Agreements covering competence standards for practising engineers
The other three agreements cover recognition of equivalence at the practising engineer level i.e. it is individual people, not qualifications that are seen to meet the benchmark standard. The concept of these agreements is that a person recognised in one country as reaching the agreed international standard of competence should only be minimally assessed (primarily for local knowledge) prior to obtaining registration in another country that is party to the agreement.

The oldest such agreement is the APEC Engineer agreement which commenced in 1999. This has Government support in the participating APEC economies. The representative organization in each economy creates a "register" of those engineers wishing to be recognised as meeting the generic international standard. Other economies should give credit when such an engineer seeks to have his or her competence recognised.
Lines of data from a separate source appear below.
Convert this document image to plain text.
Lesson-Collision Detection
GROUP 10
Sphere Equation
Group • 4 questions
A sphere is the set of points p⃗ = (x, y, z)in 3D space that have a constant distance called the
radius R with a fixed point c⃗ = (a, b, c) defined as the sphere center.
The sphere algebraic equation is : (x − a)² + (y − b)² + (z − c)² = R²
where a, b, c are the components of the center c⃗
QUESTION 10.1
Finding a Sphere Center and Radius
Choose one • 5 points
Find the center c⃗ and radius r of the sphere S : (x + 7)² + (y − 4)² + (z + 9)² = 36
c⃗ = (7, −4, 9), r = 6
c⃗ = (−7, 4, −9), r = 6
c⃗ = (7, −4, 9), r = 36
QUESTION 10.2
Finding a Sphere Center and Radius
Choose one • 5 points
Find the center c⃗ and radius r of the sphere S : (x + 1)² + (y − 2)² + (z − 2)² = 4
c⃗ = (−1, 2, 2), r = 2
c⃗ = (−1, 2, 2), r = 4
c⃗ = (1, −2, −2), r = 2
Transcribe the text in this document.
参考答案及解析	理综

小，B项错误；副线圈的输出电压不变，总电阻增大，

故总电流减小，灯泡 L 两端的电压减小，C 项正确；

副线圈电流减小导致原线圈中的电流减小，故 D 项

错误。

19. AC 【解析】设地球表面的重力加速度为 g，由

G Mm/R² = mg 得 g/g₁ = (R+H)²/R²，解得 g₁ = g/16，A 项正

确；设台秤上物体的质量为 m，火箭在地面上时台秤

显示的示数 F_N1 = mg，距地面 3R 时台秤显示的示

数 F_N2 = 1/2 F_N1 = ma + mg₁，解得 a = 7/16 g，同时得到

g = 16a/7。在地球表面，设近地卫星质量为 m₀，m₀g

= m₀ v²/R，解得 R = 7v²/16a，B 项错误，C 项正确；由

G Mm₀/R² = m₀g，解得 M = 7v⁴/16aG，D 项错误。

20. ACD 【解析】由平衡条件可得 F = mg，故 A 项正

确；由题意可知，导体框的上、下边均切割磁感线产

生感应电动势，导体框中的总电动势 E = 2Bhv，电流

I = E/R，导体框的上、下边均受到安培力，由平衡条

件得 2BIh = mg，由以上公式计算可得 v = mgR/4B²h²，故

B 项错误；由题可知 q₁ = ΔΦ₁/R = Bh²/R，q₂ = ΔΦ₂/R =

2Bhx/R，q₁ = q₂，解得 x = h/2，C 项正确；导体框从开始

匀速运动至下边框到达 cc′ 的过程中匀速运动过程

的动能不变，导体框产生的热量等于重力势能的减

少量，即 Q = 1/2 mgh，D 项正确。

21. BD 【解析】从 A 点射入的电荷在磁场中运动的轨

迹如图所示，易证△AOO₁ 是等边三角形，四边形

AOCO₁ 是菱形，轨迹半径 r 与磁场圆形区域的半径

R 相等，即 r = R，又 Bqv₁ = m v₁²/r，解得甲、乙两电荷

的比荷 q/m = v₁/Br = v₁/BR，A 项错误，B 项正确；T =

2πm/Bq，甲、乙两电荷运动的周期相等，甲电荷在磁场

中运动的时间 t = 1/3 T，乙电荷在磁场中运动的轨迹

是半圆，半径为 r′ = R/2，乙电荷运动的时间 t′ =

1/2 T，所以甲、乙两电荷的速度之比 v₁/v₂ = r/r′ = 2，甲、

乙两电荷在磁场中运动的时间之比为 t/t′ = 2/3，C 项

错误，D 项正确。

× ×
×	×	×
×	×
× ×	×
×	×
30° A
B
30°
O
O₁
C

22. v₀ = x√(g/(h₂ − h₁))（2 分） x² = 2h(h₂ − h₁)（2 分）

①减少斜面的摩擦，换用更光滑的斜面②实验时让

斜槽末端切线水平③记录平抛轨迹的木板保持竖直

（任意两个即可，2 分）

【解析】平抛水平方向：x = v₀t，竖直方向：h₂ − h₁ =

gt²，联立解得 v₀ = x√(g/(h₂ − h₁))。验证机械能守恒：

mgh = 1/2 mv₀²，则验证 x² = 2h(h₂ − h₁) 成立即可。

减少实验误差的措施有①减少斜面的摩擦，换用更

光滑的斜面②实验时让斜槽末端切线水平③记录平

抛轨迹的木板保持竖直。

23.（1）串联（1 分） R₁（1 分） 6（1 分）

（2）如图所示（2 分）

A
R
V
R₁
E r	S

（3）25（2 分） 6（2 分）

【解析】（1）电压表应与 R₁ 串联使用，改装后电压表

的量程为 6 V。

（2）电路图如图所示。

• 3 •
The Agreement is largely administered between engineering bodies, but there can be Government representation and substantive changes need to be signed off at governmental APEC Agreement level.

The International Professional Engineers agreement commenced in 2001. It operates the same competence standard as the APEC Engineer agreement but any country/economy may join. The parties to the agreement are largely engineering bodies. There are intentions to draw IPEA and APEC closer together.

The International Engineering Technologist agreement was signed by participating economies/countries in 2003. The parties to the Agreement have agreed driver to commence establishing a mutual recognition scheme for engineering technologists.